Another problem was overseas registered companies which are not bound by the UK Companies Act. It was suggested that one way to have them included would be to include a provision in the Listing Rules although some attendees suggested this needed a bit more consideration as it might invoke “reciprocal” requirements by foreign exchanges.
The meeting then discussed encouraging shareholder participation. For example it was apparent from the Share Centre survey that only a minority of investors were aware of rights for shareholders to request circulation of information, table shareholder resolutions, obtain an independent report on a poll and require web site publicity of audit concerns.
It was reported that the number of requests for additional resolutions in the UK was minimal (possibly as low as one or two per year), which compares very unfavourably with most other countries. For example, it is very common practice in the USA. I pointed out the practical difficulties of doing it (having done it in the past).

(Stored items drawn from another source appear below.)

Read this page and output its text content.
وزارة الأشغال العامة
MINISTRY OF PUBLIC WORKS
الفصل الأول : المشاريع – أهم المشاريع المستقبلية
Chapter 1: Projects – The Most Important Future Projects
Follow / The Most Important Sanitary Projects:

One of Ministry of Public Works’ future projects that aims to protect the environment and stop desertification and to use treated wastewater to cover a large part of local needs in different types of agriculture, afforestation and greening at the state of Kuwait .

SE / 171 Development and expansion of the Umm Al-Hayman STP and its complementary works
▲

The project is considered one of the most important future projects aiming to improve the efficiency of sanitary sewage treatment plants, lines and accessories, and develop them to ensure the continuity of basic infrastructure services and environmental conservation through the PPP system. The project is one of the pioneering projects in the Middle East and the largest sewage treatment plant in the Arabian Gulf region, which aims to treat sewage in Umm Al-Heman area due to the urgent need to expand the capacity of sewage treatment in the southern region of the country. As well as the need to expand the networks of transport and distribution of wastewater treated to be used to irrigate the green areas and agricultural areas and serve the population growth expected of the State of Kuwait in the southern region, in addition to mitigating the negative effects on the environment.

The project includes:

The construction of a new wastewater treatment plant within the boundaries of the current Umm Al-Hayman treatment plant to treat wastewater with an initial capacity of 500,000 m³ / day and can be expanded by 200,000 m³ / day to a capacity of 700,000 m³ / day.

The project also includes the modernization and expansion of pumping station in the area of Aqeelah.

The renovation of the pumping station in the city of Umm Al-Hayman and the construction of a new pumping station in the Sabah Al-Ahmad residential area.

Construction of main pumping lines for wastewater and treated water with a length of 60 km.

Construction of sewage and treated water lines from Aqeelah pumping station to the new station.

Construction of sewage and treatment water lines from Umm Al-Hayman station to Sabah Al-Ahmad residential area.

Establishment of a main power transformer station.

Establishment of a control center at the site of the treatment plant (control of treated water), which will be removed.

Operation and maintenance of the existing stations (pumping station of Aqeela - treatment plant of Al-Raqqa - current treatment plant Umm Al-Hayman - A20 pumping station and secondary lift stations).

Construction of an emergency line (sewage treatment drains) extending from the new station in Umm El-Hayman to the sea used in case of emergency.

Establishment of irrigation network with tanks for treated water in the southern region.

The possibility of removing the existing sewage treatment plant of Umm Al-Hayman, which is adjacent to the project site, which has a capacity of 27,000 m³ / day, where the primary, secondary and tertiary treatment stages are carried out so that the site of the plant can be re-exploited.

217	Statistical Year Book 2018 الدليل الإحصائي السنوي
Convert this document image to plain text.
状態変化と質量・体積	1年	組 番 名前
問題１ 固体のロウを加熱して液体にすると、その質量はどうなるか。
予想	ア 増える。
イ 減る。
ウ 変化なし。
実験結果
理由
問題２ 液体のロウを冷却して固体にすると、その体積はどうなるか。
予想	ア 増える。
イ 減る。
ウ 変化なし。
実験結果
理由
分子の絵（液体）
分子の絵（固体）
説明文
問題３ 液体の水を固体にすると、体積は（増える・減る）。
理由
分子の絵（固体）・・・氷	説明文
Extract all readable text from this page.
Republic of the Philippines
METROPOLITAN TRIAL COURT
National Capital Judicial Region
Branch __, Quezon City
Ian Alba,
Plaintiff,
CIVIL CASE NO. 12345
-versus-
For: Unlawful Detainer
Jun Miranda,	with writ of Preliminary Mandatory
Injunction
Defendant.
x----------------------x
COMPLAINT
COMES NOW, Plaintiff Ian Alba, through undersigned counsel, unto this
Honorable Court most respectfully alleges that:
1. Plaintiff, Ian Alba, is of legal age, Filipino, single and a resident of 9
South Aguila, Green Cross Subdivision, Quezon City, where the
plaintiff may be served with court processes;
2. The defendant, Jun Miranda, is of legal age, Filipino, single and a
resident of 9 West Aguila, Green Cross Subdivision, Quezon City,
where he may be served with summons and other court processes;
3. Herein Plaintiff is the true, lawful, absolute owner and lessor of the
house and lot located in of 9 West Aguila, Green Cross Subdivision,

There are two normal requirements to add a resolution to an AGM: either shareholders representing 5% of the shares or 100 shareholders with an average of £100 nominal capital invested need to support it. The latter requirement was a particular problem because nominal share prices bear no relation to market value so it can mean a very high figure in practice (£138,000 for FTSE 350 companies). There seemed to be general agreement that this should be changed to be based on market value instead. A figure of £2,000 was suggested although Mr Swabey expressed reservations. Note that he did acknowledge that the cost to a company of adding a resolution to an AGM agenda was very low but adding a general meeting was high (there is already a higher threshold of 10% of shares for such requisitions of course). Unfortunately such a change would require primary legislation (i.e. a change to the Companies Act).
This was a useful meeting to discuss some of the problem areas that should and could be tackled. As readers may now understand, this is a very complex area. I did in conclusion point out that the existing system is unfortunately the result of grafting on additional processes to a quite archaic structure and that it would be better to start from scratch. For example Catherine Howarth of ShareAction pointed out the inability to confirm that votes had actually been recorded (there is no audit trail which any decent IT system would provide). I noted that I would like to see nominee accounts banned but accept that we will have to live with them so it was important to improve the support of nominee account holders in terms of information and voting rights.
It was mentioned that the issue of “dematerialisation” (from the CSDR regulations) was under consideration and one of the key issues is how this is introduced – for example by a new “name on register system” or via nominee accounts. Kimberley Bingham from the BSI said it was at the forefront of her mind to support names on registers so that might be a positive sign, but nothing much is likely to happen quickly in this area because it is not going to be mandated until the 2020s.
The meeting certainly helped in inform the attendees and there seemed to be some consensus on many of the issues raised by Gavin Oldham.